As if torrents weren’t enough of a nightmare for an industry that spends billions on its productions, software has popped up which offers freebie hunters the same premium experience offered by the likes of Netflix.
It’s called Popcorn Time, and by the looks of it, the only thing users will have to pay for is microwave popcorn to munch on as they enjoy their favorite flicks or TV shows.
Although it closed over the weekend, the software resurfaced again in another form.
"The next stage of piracy, and one rights holders need to be really worried about, is when the pirates start behaving like the rest of the internet and start making great user experiences," said Mark Mulligan, an analyst and co-founder of Midia Consulting.
Thousands of movies are listed for immediate viewing and it is powered by BitTorrent files. Aside from the instant access, the interface is far easier to navigate for the less net savvy folks.
Popcorn Time, launched last week, was made an open-source and posted on a popular code-sharing website. As a result, anyone can use, adapt and most importantly, host the software.

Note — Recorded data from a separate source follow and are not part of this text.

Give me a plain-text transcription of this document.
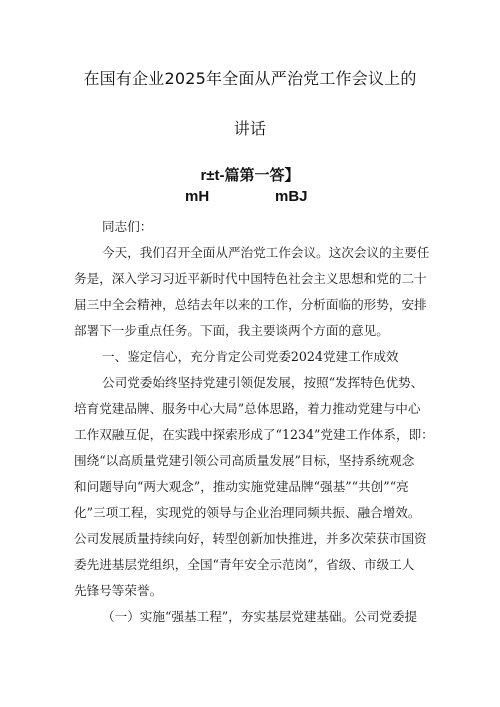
在国有企业2025年全面从严治党工作会议上的
讲话
r±t-篇第一答】
mH	mBJ
同志们：
今天，我们召开全面从严治党工作会议。这次会议的主要任
务是，深入学习习近平新时代中国特色社会主义思想和党的二十
届三中全会精神，总结去年以来的工作，分析面临的形势，安排
部署下一步重点任务。下面，我主要谈两个方面的意见。
一、鉴定信心，充分肯定公司党委2024党建工作成效
公司党委始终坚持党建引领促发展，按照“发挥特色优势、
培育党建品牌、服务中心大局”总体思路，着力推动党建与中心
工作双融互促，在实践中探索形成了“1234”党建工作体系，即：
围绕“以高质量党建引领公司高质量发展”目标，坚持系统观念
和问题导向“两大观念”，推动实施党建品牌“强基”“共创”“亮
化”三项工程，实现党的领导与企业治理同频共振、融合增效。
公司发展质量持续向好，转型创新加快推进，并多次荣获市国资
委先进基层党组织，全国“青年安全示范岗”，省级、市级工人
先锋号等荣誉。
（一）实施“强基工程”，夯实基层党建基础。公司党委提
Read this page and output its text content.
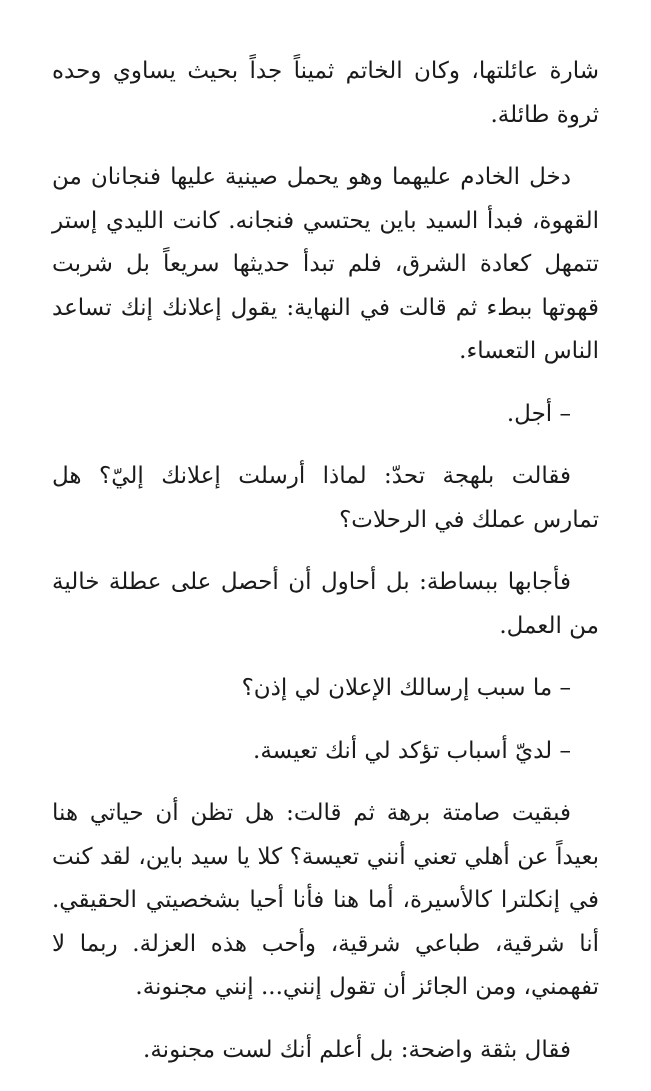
شارة عائلتها، وكان الخاتم ثميناً جداً بحيث يساوي وحده ثروة طائلة.

دخل الخادم عليهما وهو يحمل صينية عليها فنجانان من القهوة، فبدأ السيد باين يحتسي فنجانه. كانت الليدي إستر تتمهل كعادة الشرق، فلم تبدأ حديثها سريعاً بل شربت قهوتها ببطء ثم قالت في النهاية: يقول إعلانك إنك تساعد الناس التعساء.

– أجل.

فقالت بلهجة تحدّ: لماذا أرسلت إعلانك إليّ؟ هل تمارس عملك في الرحلات؟

فأجابها ببساطة: بل أحاول أن أحصل على عطلة خالية من العمل.

– ما سبب إرسالك الإعلان لي إذن؟

– لديّ أسباب تؤكد لي أنك تعيسة.

فبقيت صامتة برهة ثم قالت: هل تظن أن حياتي هنا بعيداً عن أهلي تعني أنني تعيسة؟ كلا يا سيد باين، لقد كنت في إنكلترا كالأسيرة، أما هنا فأنا أحيا بشخصيتي الحقيقي. أنا شرقية، طباعي شرقية، وأحب هذه العزلة. ربما لا تفهمني، ومن الجائز أن تقول إنني... إنني مجنونة.

فقال بثقة واضحة: بل أعلم أنك لست مجنونة.
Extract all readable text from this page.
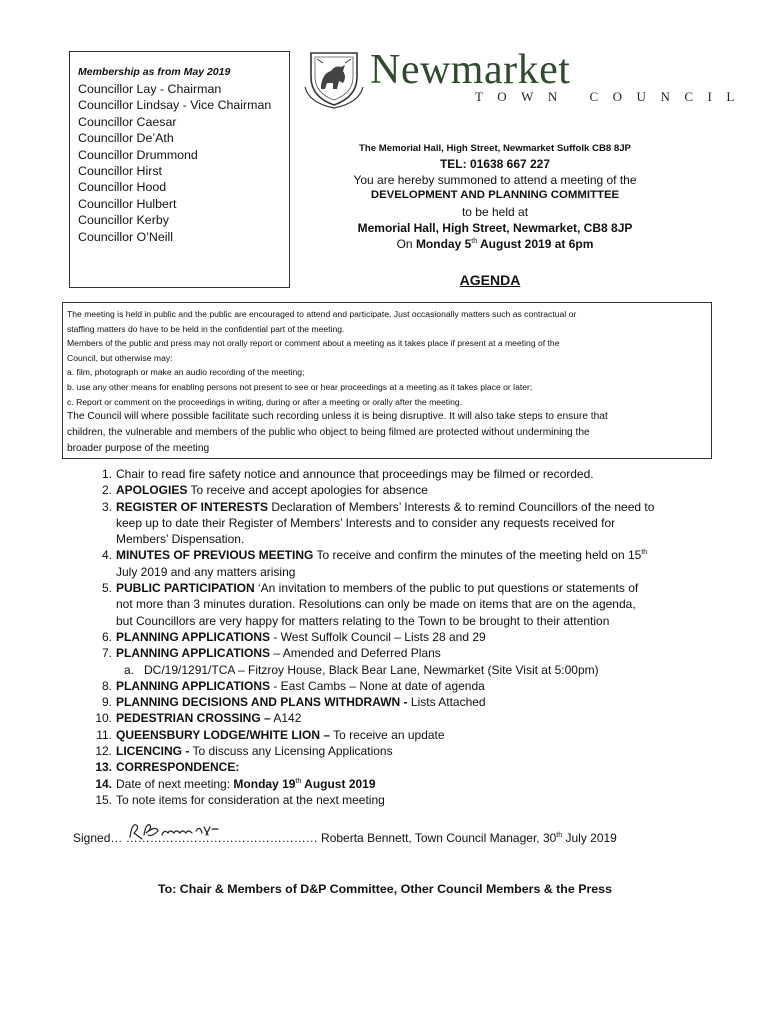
Membership as from May 2019
Councillor Lay - Chairman
Councillor Lindsay - Vice Chairman
Councillor Caesar
Councillor De’Ath
Councillor Drummond
Councillor Hirst
Councillor Hood
Councillor Hulbert
Councillor Kerby
Councillor O’Neill
Newmarket
TOWN COUNCIL
The Memorial Hall, High Street, Newmarket Suffolk CB8 8JP
TEL: 01638 667 227
You are hereby summoned to attend a meeting of the
DEVELOPMENT AND PLANNING COMMITTEE
to be held at
Memorial Hall, High Street, Newmarket, CB8 8JP
On Monday 5th August 2019 at 6pm
AGENDA
The meeting is held in public and the public are encouraged to attend and participate. Just occasionally matters such as contractual or
staffing matters do have to be held in the confidential part of the meeting.
Members of the public and press may not orally report or comment about a meeting as it takes place if present at a meeting of the
Council, but otherwise may:
a. film, photograph or make an audio recording of the meeting;
b. use any other means for enabling persons not present to see or hear proceedings at a meeting as it takes place or later;
c. Report or comment on the proceedings in writing, during or after a meeting or orally after the meeting.
The Council will where possible facilitate such recording unless it is being disruptive. It will also take steps to ensure that
children, the vulnerable and members of the public who object to being filmed are protected without undermining the
broader purpose of the meeting
1. Chair to read fire safety notice and announce that proceedings may be filmed or recorded.
2. APOLOGIES To receive and accept apologies for absence
3. REGISTER OF INTERESTS Declaration of Members’ Interests & to remind Councillors of the need to
keep up to date their Register of Members’ Interests and to consider any requests received for
Members’ Dispensation.
4. MINUTES OF PREVIOUS MEETING To receive and confirm the minutes of the meeting held on 15th
July 2019 and any matters arising
5. PUBLIC PARTICIPATION ‘An invitation to members of the public to put questions or statements of
not more than 3 minutes duration. Resolutions can only be made on items that are on the agenda,
but Councillors are very happy for matters relating to the Town to be brought to their attention
6. PLANNING APPLICATIONS - West Suffolk Council – Lists 28 and 29
7. PLANNING APPLICATIONS – Amended and Deferred Plans
a. DC/19/1291/TCA – Fitzroy House, Black Bear Lane, Newmarket (Site Visit at 5:00pm)
8. PLANNING APPLICATIONS - East Cambs – None at date of agenda
9. PLANNING DECISIONS AND PLANS WITHDRAWN - Lists Attached
10. PEDESTRIAN CROSSING – A142
11. QUEENSBURY LODGE/WHITE LION – To receive an update
12. LICENCING - To discuss any Licensing Applications
13. CORRESPONDENCE:
14. Date of next meeting: Monday 19th August 2019
15. To note items for consideration at the next meeting
Signed… ………………………………………… Roberta Bennett, Town Council Manager, 30th July 2019
To: Chair & Members of D&P Committee, Other Council Members & the Press
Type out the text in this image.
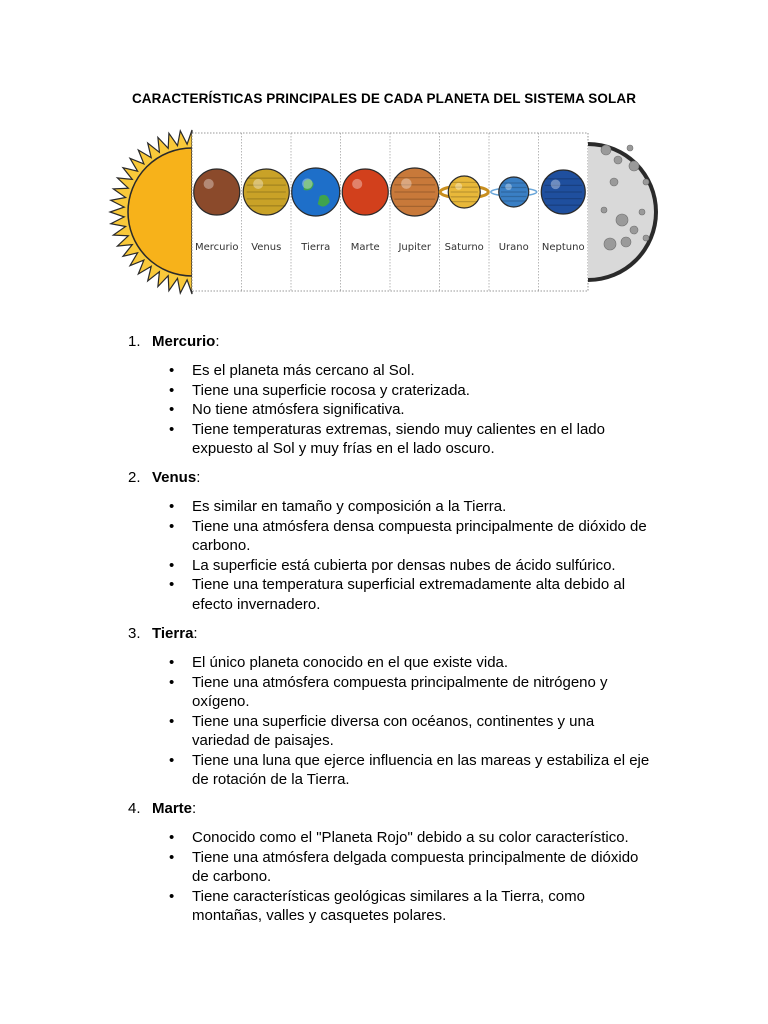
CARACTERÍSTICAS PRINCIPALES DE CADA PLANETA DEL SISTEMA SOLAR
Mercurio Venus Tierra Marte Jupiter Saturno Urano Neptuno
1. Mercurio:
• Es el planeta más cercano al Sol.
• Tiene una superficie rocosa y craterizada.
• No tiene atmósfera significativa.
• Tiene temperaturas extremas, siendo muy calientes en el lado expuesto al Sol y muy frías en el lado oscuro.
2. Venus:
• Es similar en tamaño y composición a la Tierra.
• Tiene una atmósfera densa compuesta principalmente de dióxido de carbono.
• La superficie está cubierta por densas nubes de ácido sulfúrico.
• Tiene una temperatura superficial extremadamente alta debido al efecto invernadero.
3. Tierra:
• El único planeta conocido en el que existe vida.
• Tiene una atmósfera compuesta principalmente de nitrógeno y oxígeno.
• Tiene una superficie diversa con océanos, continentes y una variedad de paisajes.
• Tiene una luna que ejerce influencia en las mareas y estabiliza el eje de rotación de la Tierra.
4. Marte:
• Conocido como el "Planeta Rojo" debido a su color característico.
• Tiene una atmósfera delgada compuesta principalmente de dióxido de carbono.
• Tiene características geológicas similares a la Tierra, como montañas, valles y casquetes polares.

This makes it difficult to shut down.
While the makers of the original decided to "close" the service at the end of last week, it has now been translated into 32 different languages and resurrected by BitTorrent site YTS, which took advantage of the open source status.
"The YTS team will now be picking up the Popcorn Time project and continuing on like previously," a developer told TorrentFreak. "We are in a better position copyright wise as for us, because it's build on our API. It's as if we have built another interface to our website.
It's our vision at YTS that we see through projects like these and that just because they create a little stir in the public, it doesn't mean they are shut down."
Who Created It?
Before taking it down, the mysterious creators explained their controversial product and gave their reasons for launching it.
"Popcorn Time doesn't host any copyrighted content, the app is based in a decentralised model, working with services that already exist and are used daily by millions of people worldwide," said the still anonymous creators.
While their identity may be secret, the Popcorn Time makers said on the website that they were based in Buenos Aires.
"We aren't making any money or accepting donations with the project at the time, as we keep to our original intentions of just focusing Popcorn Time on a technology experiment to bring a simpler way to experience movies in a digital environment."
In a later blog, the team took the time to criticize the film industry for placing unnecessary restrictions on streaming from around the world.
"Take Argentina for example. Streaming providers seem to believe that There's Something About Mary is a recent movie. That movie would be old enough to vote here."